Why the boss wants you to build that Software in-house? - proofmaster
https://medium.com/@nesovok/why-build-software-in-house-not-f3c9bc726b1#.qlulrxtgn
======
tracker1
While interesting, the conclusions just aren't true. Here's one more in favor
of in-house.

Integrating the vendor solution will be more complex for the sake of unused
feature over a simpler solution developed in-house.

Another: The solution to our problem doesn't use the other pieces we want/need
to integrate, or doesn't exist. There's several solutions to manage docker
clusters now, and effort has been made, but when they all started (some
originally in-house) those solutions weren't widely available.

Another: the existing vendor solutions are sub-par for our needs (and/or the
needs of our customers).
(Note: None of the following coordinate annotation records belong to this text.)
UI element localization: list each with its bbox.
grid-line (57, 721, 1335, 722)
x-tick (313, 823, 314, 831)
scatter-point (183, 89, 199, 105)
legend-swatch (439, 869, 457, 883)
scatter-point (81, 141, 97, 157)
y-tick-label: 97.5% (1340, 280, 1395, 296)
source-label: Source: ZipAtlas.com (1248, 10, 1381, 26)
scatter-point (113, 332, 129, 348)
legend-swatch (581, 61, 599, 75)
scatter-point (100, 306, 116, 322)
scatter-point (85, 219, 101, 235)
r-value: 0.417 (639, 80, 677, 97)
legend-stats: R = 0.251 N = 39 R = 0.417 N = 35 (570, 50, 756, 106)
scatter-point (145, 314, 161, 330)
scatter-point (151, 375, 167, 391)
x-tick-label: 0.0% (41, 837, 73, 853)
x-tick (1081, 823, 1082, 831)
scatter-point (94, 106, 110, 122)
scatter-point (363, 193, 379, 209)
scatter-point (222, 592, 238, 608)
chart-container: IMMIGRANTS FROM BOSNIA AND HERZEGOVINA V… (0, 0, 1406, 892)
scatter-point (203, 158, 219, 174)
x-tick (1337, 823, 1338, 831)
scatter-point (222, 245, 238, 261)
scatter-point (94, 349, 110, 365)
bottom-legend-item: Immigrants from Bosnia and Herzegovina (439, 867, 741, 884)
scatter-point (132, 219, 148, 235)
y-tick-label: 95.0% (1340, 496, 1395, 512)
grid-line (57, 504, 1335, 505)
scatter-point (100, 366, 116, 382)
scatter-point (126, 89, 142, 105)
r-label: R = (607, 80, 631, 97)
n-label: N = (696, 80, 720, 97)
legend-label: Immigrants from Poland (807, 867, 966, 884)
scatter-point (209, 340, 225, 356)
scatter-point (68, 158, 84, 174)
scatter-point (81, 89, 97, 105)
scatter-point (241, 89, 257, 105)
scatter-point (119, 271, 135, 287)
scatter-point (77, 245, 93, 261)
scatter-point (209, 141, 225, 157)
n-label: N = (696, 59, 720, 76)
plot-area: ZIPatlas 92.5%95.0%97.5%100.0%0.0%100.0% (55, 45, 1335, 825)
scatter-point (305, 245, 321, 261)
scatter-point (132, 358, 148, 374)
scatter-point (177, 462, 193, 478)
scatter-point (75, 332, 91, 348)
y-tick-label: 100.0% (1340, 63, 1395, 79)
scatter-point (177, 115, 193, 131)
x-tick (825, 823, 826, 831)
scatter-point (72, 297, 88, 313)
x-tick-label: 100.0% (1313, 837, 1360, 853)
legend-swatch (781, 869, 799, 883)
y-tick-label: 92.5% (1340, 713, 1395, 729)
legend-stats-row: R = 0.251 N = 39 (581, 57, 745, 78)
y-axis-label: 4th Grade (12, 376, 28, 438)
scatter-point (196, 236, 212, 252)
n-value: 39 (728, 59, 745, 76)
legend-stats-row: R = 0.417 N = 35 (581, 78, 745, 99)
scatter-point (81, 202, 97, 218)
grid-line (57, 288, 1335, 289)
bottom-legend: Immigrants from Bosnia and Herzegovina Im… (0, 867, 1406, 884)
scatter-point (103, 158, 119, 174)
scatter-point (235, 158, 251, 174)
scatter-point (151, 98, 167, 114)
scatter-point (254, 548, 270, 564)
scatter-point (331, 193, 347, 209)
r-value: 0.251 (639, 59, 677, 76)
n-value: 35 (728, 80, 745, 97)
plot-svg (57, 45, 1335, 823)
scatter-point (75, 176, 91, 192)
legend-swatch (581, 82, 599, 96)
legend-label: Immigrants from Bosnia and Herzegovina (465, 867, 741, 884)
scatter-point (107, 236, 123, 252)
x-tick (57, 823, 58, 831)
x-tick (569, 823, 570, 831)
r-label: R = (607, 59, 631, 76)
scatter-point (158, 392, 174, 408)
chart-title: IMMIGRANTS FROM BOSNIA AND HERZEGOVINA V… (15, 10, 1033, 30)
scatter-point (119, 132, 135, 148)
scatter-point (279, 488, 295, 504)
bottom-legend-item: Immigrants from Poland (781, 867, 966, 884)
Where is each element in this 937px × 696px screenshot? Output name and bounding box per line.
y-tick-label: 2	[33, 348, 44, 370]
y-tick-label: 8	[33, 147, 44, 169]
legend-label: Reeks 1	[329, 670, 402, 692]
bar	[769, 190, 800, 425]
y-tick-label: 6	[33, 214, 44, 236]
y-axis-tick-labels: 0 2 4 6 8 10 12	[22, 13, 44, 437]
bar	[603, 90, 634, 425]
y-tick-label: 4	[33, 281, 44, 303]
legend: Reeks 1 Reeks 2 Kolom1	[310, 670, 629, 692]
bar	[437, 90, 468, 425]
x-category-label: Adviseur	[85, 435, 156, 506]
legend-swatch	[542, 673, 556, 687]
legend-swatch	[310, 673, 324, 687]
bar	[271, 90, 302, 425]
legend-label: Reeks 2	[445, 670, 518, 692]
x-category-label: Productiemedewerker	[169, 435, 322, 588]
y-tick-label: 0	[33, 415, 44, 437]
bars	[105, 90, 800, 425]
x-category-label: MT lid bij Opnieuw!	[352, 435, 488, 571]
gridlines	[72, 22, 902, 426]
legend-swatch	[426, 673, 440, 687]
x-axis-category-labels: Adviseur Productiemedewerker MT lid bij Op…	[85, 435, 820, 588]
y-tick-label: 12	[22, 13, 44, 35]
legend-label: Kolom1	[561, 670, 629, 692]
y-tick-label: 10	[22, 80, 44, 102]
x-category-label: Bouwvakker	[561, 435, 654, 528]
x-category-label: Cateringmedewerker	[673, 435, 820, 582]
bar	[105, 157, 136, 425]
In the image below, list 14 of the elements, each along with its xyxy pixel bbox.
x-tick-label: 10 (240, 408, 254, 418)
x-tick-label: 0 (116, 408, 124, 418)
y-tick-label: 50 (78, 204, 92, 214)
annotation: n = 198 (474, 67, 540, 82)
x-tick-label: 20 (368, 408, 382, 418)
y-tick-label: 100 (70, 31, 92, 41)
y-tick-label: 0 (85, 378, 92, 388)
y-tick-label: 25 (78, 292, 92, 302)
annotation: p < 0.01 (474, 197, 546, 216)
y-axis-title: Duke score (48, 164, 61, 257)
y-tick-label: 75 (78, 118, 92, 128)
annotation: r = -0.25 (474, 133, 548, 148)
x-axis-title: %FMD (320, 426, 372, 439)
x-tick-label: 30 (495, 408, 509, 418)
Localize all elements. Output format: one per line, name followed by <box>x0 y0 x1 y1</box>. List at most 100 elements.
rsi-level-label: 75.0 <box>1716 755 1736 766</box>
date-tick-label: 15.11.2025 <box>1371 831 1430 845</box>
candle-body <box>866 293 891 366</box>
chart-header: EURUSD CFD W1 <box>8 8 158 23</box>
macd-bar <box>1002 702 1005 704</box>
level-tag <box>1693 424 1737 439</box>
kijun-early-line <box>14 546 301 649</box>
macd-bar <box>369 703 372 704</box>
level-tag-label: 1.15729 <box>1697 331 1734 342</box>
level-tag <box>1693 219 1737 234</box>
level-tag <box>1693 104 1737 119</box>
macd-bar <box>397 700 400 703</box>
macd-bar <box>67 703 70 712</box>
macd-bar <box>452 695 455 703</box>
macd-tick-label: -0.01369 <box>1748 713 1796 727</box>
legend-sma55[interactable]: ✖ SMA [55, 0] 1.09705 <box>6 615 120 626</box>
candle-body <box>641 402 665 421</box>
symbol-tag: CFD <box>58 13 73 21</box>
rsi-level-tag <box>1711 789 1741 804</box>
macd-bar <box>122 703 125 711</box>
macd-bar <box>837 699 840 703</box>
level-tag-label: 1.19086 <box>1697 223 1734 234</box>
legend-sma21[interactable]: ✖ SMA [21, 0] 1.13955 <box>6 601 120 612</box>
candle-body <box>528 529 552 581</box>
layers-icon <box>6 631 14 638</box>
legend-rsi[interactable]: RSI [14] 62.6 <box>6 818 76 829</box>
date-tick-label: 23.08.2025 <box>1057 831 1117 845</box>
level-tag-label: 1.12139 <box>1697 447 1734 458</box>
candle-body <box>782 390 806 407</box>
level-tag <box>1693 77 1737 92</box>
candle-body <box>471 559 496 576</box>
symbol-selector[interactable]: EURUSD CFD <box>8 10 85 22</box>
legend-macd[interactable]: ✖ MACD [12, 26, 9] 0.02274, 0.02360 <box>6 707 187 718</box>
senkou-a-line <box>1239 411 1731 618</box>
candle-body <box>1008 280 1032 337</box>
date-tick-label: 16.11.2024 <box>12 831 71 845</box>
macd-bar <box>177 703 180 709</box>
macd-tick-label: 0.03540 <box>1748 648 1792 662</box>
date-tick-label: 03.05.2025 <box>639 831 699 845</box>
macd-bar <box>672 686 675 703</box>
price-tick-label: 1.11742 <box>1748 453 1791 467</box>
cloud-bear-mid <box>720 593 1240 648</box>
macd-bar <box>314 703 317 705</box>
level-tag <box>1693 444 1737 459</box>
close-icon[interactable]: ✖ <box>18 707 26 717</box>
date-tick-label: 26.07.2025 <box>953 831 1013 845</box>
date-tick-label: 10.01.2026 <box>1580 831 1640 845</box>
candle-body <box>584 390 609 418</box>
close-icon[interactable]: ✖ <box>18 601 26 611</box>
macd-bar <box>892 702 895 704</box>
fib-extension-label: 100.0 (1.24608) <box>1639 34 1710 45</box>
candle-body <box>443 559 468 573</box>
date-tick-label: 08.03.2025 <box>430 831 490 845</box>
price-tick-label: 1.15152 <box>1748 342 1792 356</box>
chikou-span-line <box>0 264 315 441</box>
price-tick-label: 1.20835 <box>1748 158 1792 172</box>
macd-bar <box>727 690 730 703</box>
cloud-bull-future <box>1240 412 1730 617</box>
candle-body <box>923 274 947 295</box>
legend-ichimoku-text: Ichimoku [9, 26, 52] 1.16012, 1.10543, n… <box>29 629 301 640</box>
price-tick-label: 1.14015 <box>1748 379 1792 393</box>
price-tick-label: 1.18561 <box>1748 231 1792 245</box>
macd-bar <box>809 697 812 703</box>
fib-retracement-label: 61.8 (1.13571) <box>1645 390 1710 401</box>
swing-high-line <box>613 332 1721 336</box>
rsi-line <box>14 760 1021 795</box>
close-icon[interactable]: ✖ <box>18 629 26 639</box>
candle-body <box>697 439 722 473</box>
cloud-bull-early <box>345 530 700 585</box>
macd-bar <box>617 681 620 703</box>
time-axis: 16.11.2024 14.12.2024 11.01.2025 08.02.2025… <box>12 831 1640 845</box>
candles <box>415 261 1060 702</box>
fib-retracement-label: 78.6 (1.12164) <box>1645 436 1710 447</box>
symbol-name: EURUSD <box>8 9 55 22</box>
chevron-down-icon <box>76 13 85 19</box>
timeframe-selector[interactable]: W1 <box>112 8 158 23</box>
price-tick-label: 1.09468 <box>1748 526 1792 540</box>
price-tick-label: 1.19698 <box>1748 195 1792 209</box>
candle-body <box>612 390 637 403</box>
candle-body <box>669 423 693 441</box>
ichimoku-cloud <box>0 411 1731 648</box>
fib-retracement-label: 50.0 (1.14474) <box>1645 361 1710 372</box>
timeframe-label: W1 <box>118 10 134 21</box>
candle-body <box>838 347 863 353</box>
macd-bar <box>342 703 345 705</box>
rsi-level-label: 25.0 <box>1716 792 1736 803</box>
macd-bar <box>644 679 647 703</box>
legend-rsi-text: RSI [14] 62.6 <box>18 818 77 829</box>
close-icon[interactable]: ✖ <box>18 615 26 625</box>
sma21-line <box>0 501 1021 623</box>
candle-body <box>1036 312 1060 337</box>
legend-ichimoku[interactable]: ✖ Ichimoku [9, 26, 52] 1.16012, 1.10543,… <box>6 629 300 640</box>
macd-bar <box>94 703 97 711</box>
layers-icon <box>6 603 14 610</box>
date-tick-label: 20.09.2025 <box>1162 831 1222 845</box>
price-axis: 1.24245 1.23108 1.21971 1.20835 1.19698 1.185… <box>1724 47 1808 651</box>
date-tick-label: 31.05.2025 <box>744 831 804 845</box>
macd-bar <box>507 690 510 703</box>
Could you imagine if Joyent had just used VMWare as
it's virtualization solution instead of the Jails from their OS based on
Solaris? They have the only solution with _really_ locked down Docker.

Sometimes creating a new trail really is the better solution. I wrote a test
LMS a bit over a decade ago, that worked well enough for a lot of integrations
before being replaced by a big vendor's LMS and it cost more for the
integration alone than the customizations to the one I built... 10 years of
service cost less than the 1 year of integration.

------
tropo
He didn't mention the big reason for in-house: security

Telling an outsider about your needs (revealing insider info, trade secrets,
etc.) is risky. It's even worse if the result will not be fully air-gap
isolated from the Internet. That gives somebody a hole into your business.